A medida que se acercaban las fiestas, pasó muchas noches agridulces recordando las ocasiones recientes que habían compartido: la primera noche en la oscuridad, recorriendo la casa a la luz de una linterna; el día en que él la encontró pintando en la Habitación del Mirador y comenzó a nevar; el día que habían almorzado sobre el banco de la calle principal; el viaje a Bahía Sturgeon ¿Cuándo había comenzado esta insidiosa colección de recuerdos? ¿Estaría recordando él también? No tenía más que pensar en los últimos momentos que habían pasado juntos para saber con certeza que sí.
Pero Eric Severson no era un hombre libre y Maggie trató de tener eso siempre presente mientras llenaba sus días y se preparaba para Navidad.
Llamó a su padre y Roy vino a ayudarla a entrar los colchones del garaje, a transportar la cama de una plaza a la habitación de servicio, a regocijarse con ella con los muebles nuevos de la Habitación del Mirador y a ponderar sus esfuerzos con el empapelado.

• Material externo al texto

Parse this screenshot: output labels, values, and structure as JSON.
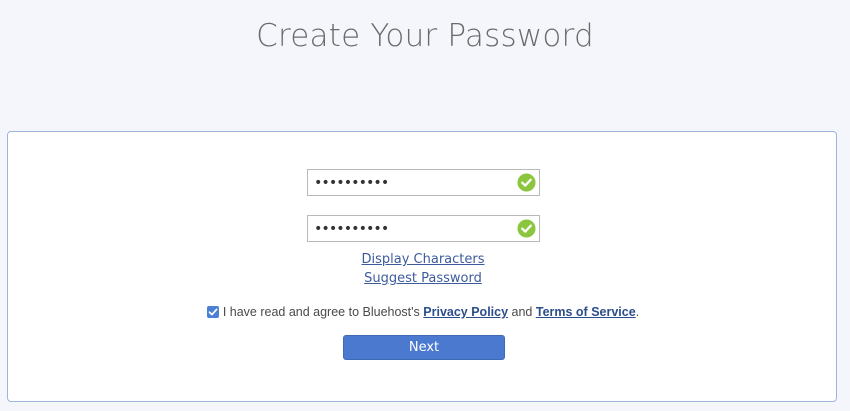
{
  "page": {
    "title": "Create Your Password"
  },
  "form": {
    "password_value": "••••••••••",
    "confirm_password_value": "••••••••••",
    "display_characters_label": "Display Characters",
    "suggest_password_label": "Suggest Password",
    "agree_checked": true,
    "agree_text_prefix": "I have read and agree to Bluehost's ",
    "privacy_policy_label": "Privacy Policy",
    "agree_text_and": " and ",
    "terms_label": "Terms of Service",
    "agree_text_suffix": ".",
    "next_label": "Next"
  },
  "icons": {
    "valid": "check-circle-icon",
    "checkbox": "checkmark-icon"
  },
  "colors": {
    "accent": "#4a79cf",
    "valid_green": "#8cc63f",
    "link": "#3d5b9c"
  }
}
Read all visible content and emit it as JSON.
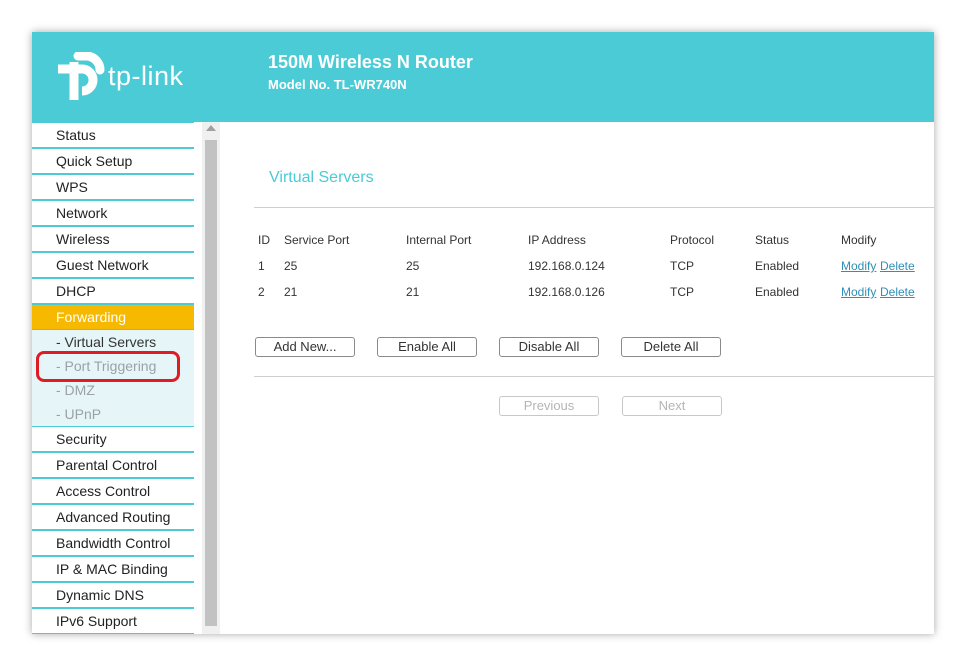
{
  "header": {
    "logo_text": "tp-link",
    "router_title": "150M Wireless N Router",
    "model": "Model No. TL-WR740N"
  },
  "colors": {
    "brand": "#4acbd6",
    "active_menu": "#f7b900",
    "link": "#2e8fb7",
    "annotation": "#e01b24"
  },
  "sidebar": {
    "items_top": [
      "Status",
      "Quick Setup",
      "WPS",
      "Network",
      "Wireless",
      "Guest Network",
      "DHCP"
    ],
    "active": "Forwarding",
    "submenu": [
      "- Virtual Servers",
      "- Port Triggering",
      "- DMZ",
      "- UPnP"
    ],
    "items_bottom": [
      "Security",
      "Parental Control",
      "Access Control",
      "Advanced Routing",
      "Bandwidth Control",
      "IP & MAC Binding",
      "Dynamic DNS",
      "IPv6 Support"
    ]
  },
  "main": {
    "title": "Virtual Servers",
    "columns": [
      "ID",
      "Service Port",
      "Internal Port",
      "IP Address",
      "Protocol",
      "Status",
      "Modify"
    ],
    "rows": [
      {
        "id": "1",
        "service_port": "25",
        "internal_port": "25",
        "ip": "192.168.0.124",
        "protocol": "TCP",
        "status": "Enabled",
        "modify": "Modify",
        "delete": "Delete"
      },
      {
        "id": "2",
        "service_port": "21",
        "internal_port": "21",
        "ip": "192.168.0.126",
        "protocol": "TCP",
        "status": "Enabled",
        "modify": "Modify",
        "delete": "Delete"
      }
    ],
    "buttons": {
      "add_new": "Add New...",
      "enable_all": "Enable All",
      "disable_all": "Disable All",
      "delete_all": "Delete All",
      "previous": "Previous",
      "next": "Next"
    }
  }
}
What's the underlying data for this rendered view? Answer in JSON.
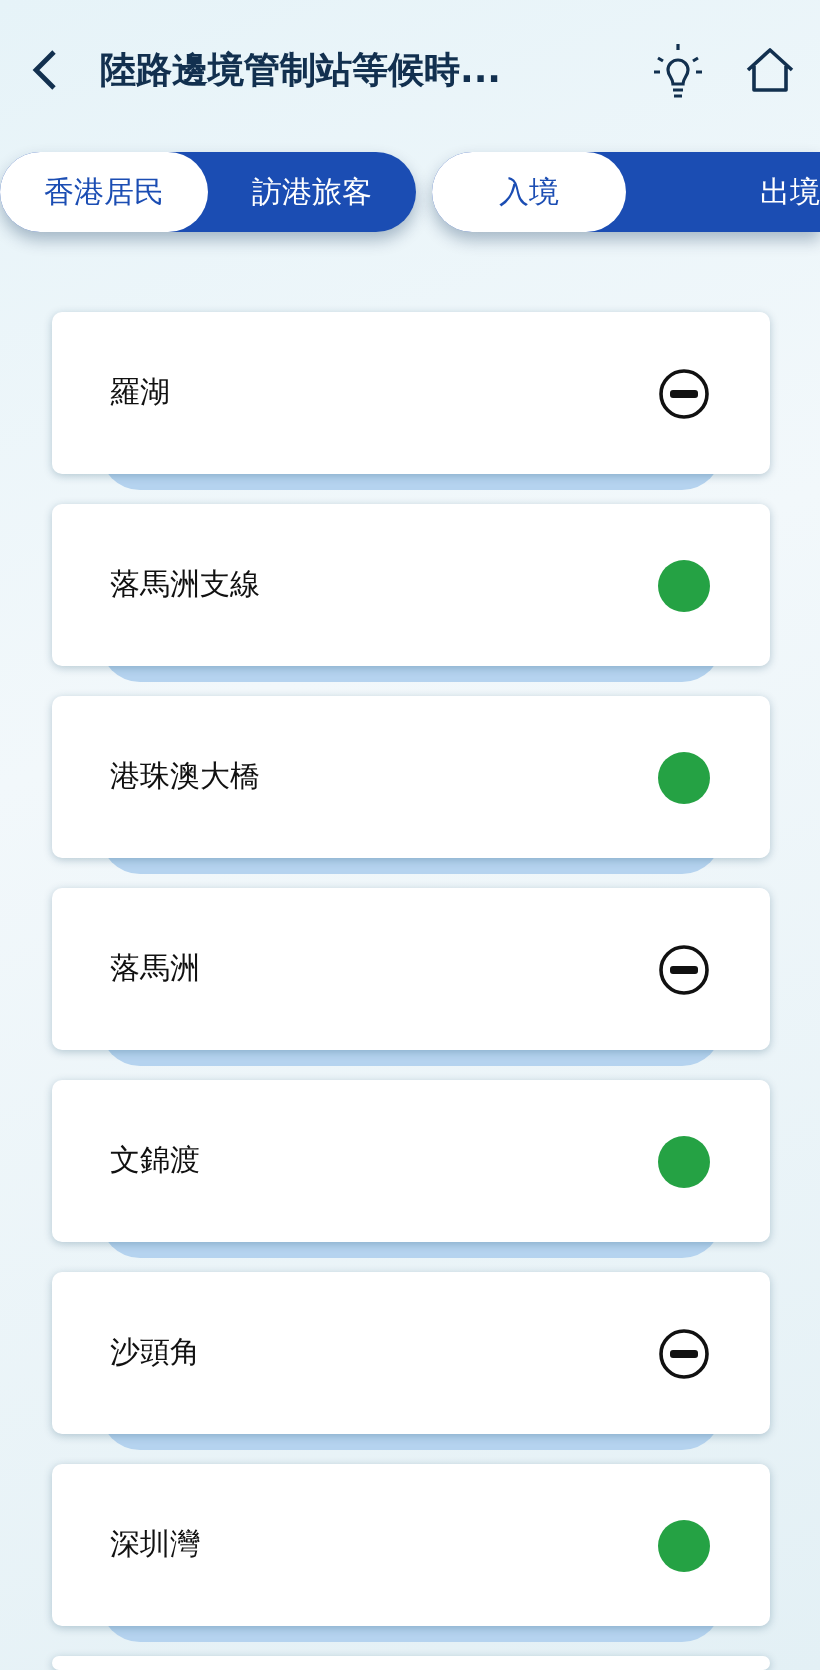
{
  "header": {
    "title": "陸路邊境管制站等候時..."
  },
  "traveller_toggle": [
    {
      "label": "香港居民",
      "selected": true
    },
    {
      "label": "訪港旅客",
      "selected": false
    }
  ],
  "direction_toggle": [
    {
      "label": "入境",
      "selected": true
    },
    {
      "label": "出境",
      "selected": false
    }
  ],
  "stations": [
    {
      "name": "羅湖",
      "kind": "closed"
    },
    {
      "name": "落馬洲支線",
      "kind": "normal"
    },
    {
      "name": "港珠澳大橋",
      "kind": "normal"
    },
    {
      "name": "落馬洲",
      "kind": "closed"
    },
    {
      "name": "文錦渡",
      "kind": "normal"
    },
    {
      "name": "沙頭角",
      "kind": "closed"
    },
    {
      "name": "深圳灣",
      "kind": "normal"
    }
  ]
}
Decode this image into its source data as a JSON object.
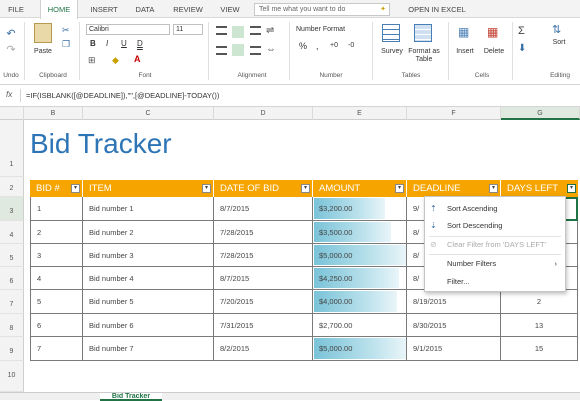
{
  "ribbon_tabs": [
    "FILE",
    "HOME",
    "INSERT",
    "DATA",
    "REVIEW",
    "VIEW"
  ],
  "tellme_placeholder": "Tell me what you want to do",
  "open_in_excel": "OPEN IN EXCEL",
  "ribbon": {
    "undo_label": "Undo",
    "paste_label": "Paste",
    "clipboard_label": "Clipboard",
    "font_name": "Calibri",
    "font_size": "11",
    "bold": "B",
    "italic": "I",
    "underline": "U",
    "double_underline": "D",
    "font_label": "Font",
    "alignment_label": "Alignment",
    "number_format": "Number Format",
    "number_label": "Number",
    "survey": "Survey",
    "format_as_table": "Format as Table",
    "tables_label": "Tables",
    "insert": "Insert",
    "delete": "Delete",
    "cells_label": "Cells",
    "sort": "Sort",
    "editing_label": "Editing"
  },
  "formula": {
    "fx": "fx",
    "text": "=IF(ISBLANK([@DEADLINE]),\"\",[@DEADLINE]-TODAY())"
  },
  "columns": [
    "B",
    "C",
    "D",
    "E",
    "F",
    "G"
  ],
  "rows": [
    "1",
    "2",
    "3",
    "4",
    "5",
    "6",
    "7",
    "8",
    "9",
    "10"
  ],
  "title": "Bid Tracker",
  "table": {
    "headers": [
      "BID #",
      "ITEM",
      "DATE OF BID",
      "AMOUNT",
      "DEADLINE",
      "DAYS LEFT"
    ],
    "rows": [
      {
        "bid": "1",
        "item": "Bid number 1",
        "date": "8/7/2015",
        "amount": "$3,200.00",
        "deadline": "9/",
        "days": "",
        "bar": 0.77
      },
      {
        "bid": "2",
        "item": "Bid number 2",
        "date": "7/28/2015",
        "amount": "$3,500.00",
        "deadline": "8/",
        "days": "",
        "bar": 0.84
      },
      {
        "bid": "3",
        "item": "Bid number 3",
        "date": "7/28/2015",
        "amount": "$5,000.00",
        "deadline": "8/",
        "days": "",
        "bar": 1.0
      },
      {
        "bid": "4",
        "item": "Bid number 4",
        "date": "8/7/2015",
        "amount": "$4,250.00",
        "deadline": "8/",
        "days": "",
        "bar": 0.92
      },
      {
        "bid": "5",
        "item": "Bid number 5",
        "date": "7/20/2015",
        "amount": "$4,000.00",
        "deadline": "8/19/2015",
        "days": "2",
        "bar": 0.9
      },
      {
        "bid": "6",
        "item": "Bid number 6",
        "date": "7/31/2015",
        "amount": "$2,700.00",
        "deadline": "8/30/2015",
        "days": "13",
        "bar": 0.0
      },
      {
        "bid": "7",
        "item": "Bid number 7",
        "date": "8/2/2015",
        "amount": "$5,000.00",
        "deadline": "9/1/2015",
        "days": "15",
        "bar": 1.0
      }
    ]
  },
  "menu": {
    "sort_asc": "Sort Ascending",
    "sort_desc": "Sort Descending",
    "clear_filter": "Clear Filter from 'DAYS LEFT'",
    "number_filters": "Number Filters",
    "filter": "Filter..."
  },
  "sheet_tab": "Bid Tracker",
  "colors": {
    "header": "#f5a400",
    "title": "#2e75b6",
    "accent": "#217346"
  }
}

Maggie tendió por primera vez la gran cama tallada a mano con sábanas con puntillas y un espumoso acolchado de plumas, luego se arrojó sobre ella para mirar el cielo raso y extrañar al hombre al que no tenía derecho de extrañar.
Llamó Mark Brodie y la invitó a su club a cenar y ella volvió a rechazar la invitación. El insistió y finalmente, Maggie aceptó.
Mark hizo todo lo que estaba a su alcance para impresionarla. Un compartimiento muy privado en un rincón, camareros discretos y gentiles, mantel de hilo, luz de vela, cristal, champagne, caracoles, ensalada César mezclada junto a la mesa, orejas marinas traídas especialmente para la ocasión, puesto que no figuraban en el menú habitual, y luego Bananas Foster, flambeadas junto a la mesa y servidas en copas altas.